It wasn’t too long ago that the typical company was somewhat of a benevolent dictatorship.
There was a CEO at the top, who told direct subordinates what to do, who told their managers what to do, who told their line employees what to do.
All communication flowed downhill. The only time the higher-ups heard from below was at review time or from the suggestion box — if they had one.
But things have changed big time at a rate that is increasing.The November 2012 McKinsey Quarterly noted that “it took 13 years for commercial television to reach 50 million households and three years for Internet service providers to sign their 50 millionth subscriber. Facebook hit the 50 million-user mark in just a year and Twitter in nine months.”

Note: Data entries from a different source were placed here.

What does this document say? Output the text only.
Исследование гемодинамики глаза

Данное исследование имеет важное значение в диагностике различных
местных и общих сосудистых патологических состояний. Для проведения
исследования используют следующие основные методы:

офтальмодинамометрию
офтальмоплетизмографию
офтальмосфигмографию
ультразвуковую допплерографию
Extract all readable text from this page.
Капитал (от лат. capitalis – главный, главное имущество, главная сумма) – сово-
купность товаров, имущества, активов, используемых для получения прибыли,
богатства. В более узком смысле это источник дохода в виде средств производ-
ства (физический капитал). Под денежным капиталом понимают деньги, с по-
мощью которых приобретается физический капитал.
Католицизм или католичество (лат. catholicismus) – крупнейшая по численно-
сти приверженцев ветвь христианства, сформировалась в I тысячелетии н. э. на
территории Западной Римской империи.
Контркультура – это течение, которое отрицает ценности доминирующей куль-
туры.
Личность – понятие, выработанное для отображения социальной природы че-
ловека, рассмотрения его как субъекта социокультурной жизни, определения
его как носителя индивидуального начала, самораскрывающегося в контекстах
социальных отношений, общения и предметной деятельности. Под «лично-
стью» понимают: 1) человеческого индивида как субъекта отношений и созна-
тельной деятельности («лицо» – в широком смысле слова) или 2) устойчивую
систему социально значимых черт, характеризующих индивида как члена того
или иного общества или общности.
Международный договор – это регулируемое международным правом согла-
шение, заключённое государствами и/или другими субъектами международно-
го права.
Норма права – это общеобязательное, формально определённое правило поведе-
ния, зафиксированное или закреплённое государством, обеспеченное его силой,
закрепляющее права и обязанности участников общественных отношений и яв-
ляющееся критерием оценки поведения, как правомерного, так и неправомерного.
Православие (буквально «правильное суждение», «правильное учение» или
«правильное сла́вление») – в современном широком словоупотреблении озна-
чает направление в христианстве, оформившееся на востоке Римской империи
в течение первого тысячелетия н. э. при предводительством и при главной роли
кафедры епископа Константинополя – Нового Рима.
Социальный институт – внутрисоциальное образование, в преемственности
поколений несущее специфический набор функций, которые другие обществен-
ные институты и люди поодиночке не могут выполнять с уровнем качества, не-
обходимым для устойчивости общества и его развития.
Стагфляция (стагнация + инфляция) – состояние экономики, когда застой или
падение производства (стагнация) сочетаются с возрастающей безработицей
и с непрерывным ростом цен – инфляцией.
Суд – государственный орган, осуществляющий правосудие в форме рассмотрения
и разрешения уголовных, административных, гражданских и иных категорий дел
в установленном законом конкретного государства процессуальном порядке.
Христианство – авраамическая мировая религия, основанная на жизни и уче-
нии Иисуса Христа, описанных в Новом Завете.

Today’s employees have the Internet in their pocket and are always connected. For the first time in history, managers can choose to communicate to their employees at work, at home — anywhere really — and to hear back from them. Workplace communication has gone from one-to-one, to one-to-many, to many-to-many.
For companies that embrace it, this new collaborative world can have real, positive financial effects. Just when some were predicting that productivity gains had been maxed out in the U.S. and the only way to squeeze out more was to outsource to China, there’s good news. That same McKinsey report noted that use of these new techniques could raise workers’ productivity by 20 to 25 percent.
Problems have always existed in companies. It’s just that, until recently, there were no good ways to dig them out and fix them. They just remained and festered, causing organizational issues that lasted for years or even decades.
Now, through use of technology, we can collaborate as never before by using social network tools within the workplace. But along with the benefits come the learning curve and inevitable problems.
For example, every company has a percentage of workers who don’t like the managers or the way things are being run. Do managers really want to hear that? How are they going to react to criticism from those reporting to them? How will they turn negative feedback into positive strategy?
It’s important to have a structure for the information flow so that it’s smooth, while being summarized and categorized in a way that managers can digest and use in a useful organization-building manner. In the case of workplace communications, transparent doesn’t have to mean free-wheeling, chaotic information ricocheting throughout the organization. It needs to be organized so that managers can make sense and react to it to attain the productivity gains.
The first step is not to open the spigots and let everyone comment on everything. It is to identify how to share company information and put in place methods to systematically collect, classify and report on responses to it.
The transparent organization is upon us. Managers can attain significant benefits if they embrace these ideas, clearly communicate to all employees and most importantly, listen closely to the responses.